I downloaded a desgin for a picnic table and built it. The problem is that I built the table wider than the plans, I wanted to. The issue is the angle on the legs is now incorrect and the feet are too narrow. The table top I built is 39" wide. I am having trouble determining the angle for the legs. The legs are the typical cross type. BTW, the benches are not connected. Please help.


----------



## Big Dave (Sep 16, 2006)

If I'm picturing it right in my head then it doesn't matter how wide the table is the angle will stay the same. The only difference will be where you cross them and nail or bolt them together will be lower with a wider top.

If you can post a pic so we can see first hand your dilema. It will help us come up with a solution.


----------



## TexasTimbers (Oct 17, 2006)

Welcome to the gang. At least Dave can picture your dilemma, I can't. If you made the top wider, did you spread the feet further apart to accomodate it? 

_The issue is the angle on the legs is now incorrect and the feet are too narrow._

If you did spread the legs out to accomdate the wider top to keep it from being unstable, that will change the angle. It's a simple matter to determine the correct angle. But I don't see how they would then be too narrow. 
In order to keep the top at the same height as the plans call for, by making the top wider and wanting the legs to have a correspondingly wider footprint you would have to both extend the length of the legs and spread them too, and therefore the angle cuts will have changed on both ends as well.

As usual I am confused. :huh: As dave says pictures will do the trick.


----------



## rfranscella (Jul 16, 2007)

*problem solved*

Thanks for chiming in on my problem. I went back to my high school geometry to figure it out. Basically, I figured out the angles based on Pythagorus' Theorem. Here is the website I used http://www.csgnetwork.com/righttricalc.html

Any change in the angle means a change in the length of the leg.

Line a is the distance from the floor to the bottom of the table and line b is the distance between the 2 legs. If those 2 measurements are the same then the angles are 45 degrees.

Please, I am not an egghead. This is my first time doing geometry since high school.


----------



## TexasTimbers (Oct 17, 2006)

rfranscella said:


> Any change in the angle means a change in the length of the leg.


that's true, but the opposite is not necessarily true. I can't speak for dave but I think that might be what he was referring to. You can extend the legs obviously without changing the angle. You just wouldn't be able widen the footprint for stability that way without drastically increasing the height of the table.



rfranscella said:


> Please, I am not an egghead. This is my first time doing geometry since high school.


Hopefully you don't think anyone was inferring yoiu are. We don't do that on this site. We joke and kid but we don't insult. 

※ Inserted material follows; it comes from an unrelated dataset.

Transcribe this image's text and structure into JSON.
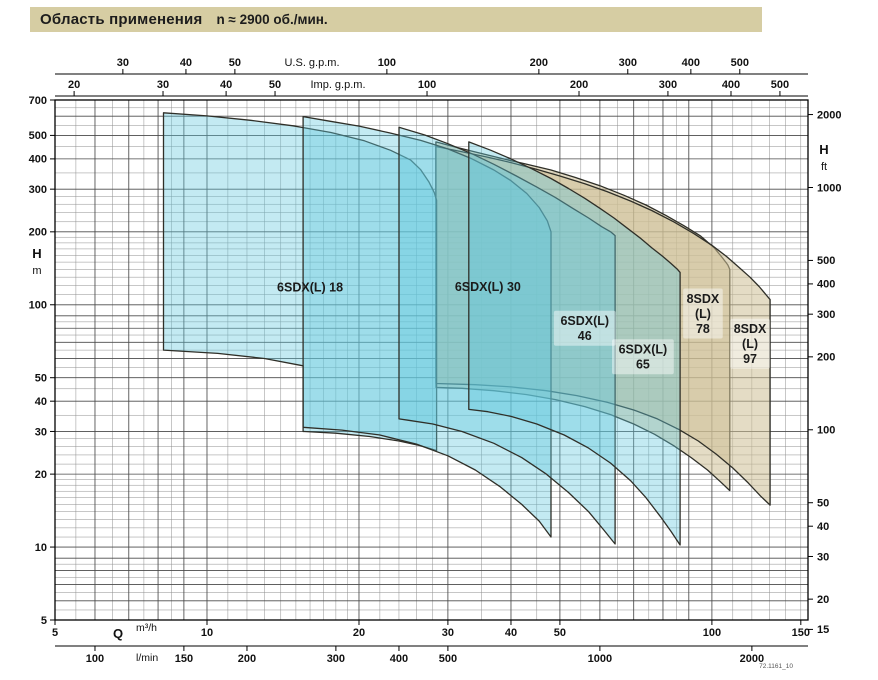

I think the challenge in any forum like this where we try to help each other is almost always understanding the question.

I am not good at visualising so I have to take stabs and guesses ond oftentimes I look like an igmo by so doing. The thing I have going for me is I am not so vain that I am really care if others do. :huh: 

The goal is to try and help and as unorthodox as my attempts often are, in the end, that's really what I am trying to accomplish as we all are in our own way. :thumbsup: 

Let us know what you do with it or even post a picture if you don't mind.


----------